A Comparison of Instructor Evaluations for Online Courses
Online learning is growing at a rapid rate across the United States (Durrington, Berryhill & Swafford, 2006; Tabatabaei, Schrottner, & Reichgelt, 2006). However, course evaluation systems have not kept up with these changes and are often inadequate for evaluating the unique expectations and demands faced by online instructors. Typically, online instructors are evaluated using instruments designed for face-to-face classroom instruction (Mandernach, Donnelli, Dailey, Schulte, (2005). As a result, important indicators of effective teaching in an online format are not evaluated by students. Key competencies for online instruction can include instructor response rate and availability, frequency and quality of instructor presence, community building, assessment, and overall management of the course (Luck, 2001; Firch & Montambeau, 2000). Evaluation specific to online instructors is beneficial in informing online instructors of how their specific behaviors are viewed by students, providing data to administrators for faculty evaluation purposes (Tobin, 2004), and useful for planning and providing professional development opportunities (Mandernach, Donnelli, Dailey, Schulte, (2005).

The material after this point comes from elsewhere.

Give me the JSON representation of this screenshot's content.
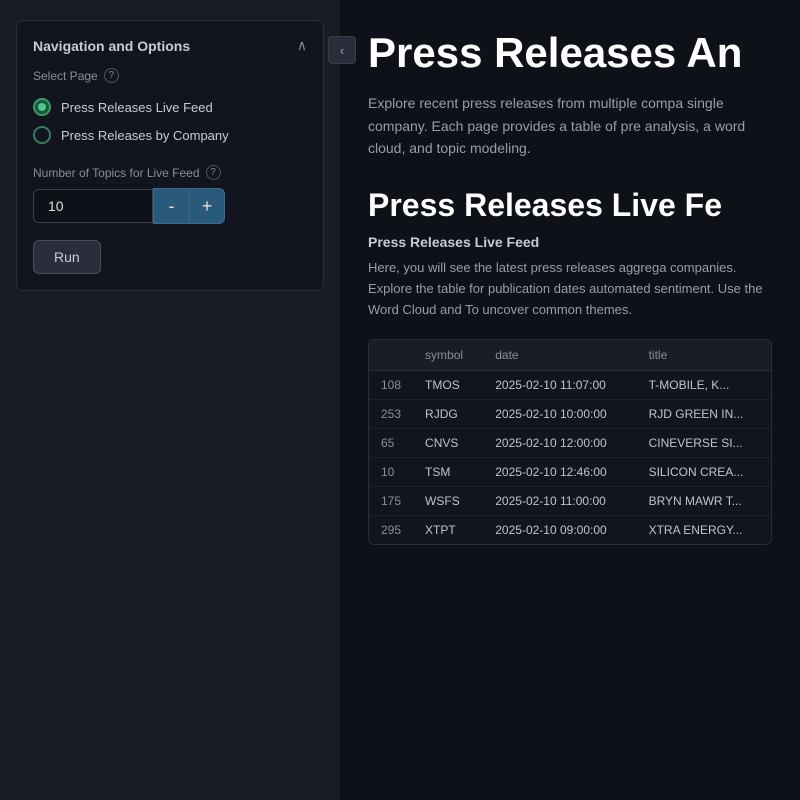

This study describes the comparison of two faculty evaluations. The traditional evaluation required by the university in all classes regardless of the type of delivery (face-to-face, hybrid, online) is compared to an evaluation (Online Instructor Evaluation) designed specifically to evaluate online teaching competencies. Subjects identified the Online Instructor Evaluation as providing the most useful and relevant feedback for evaluating online instructors.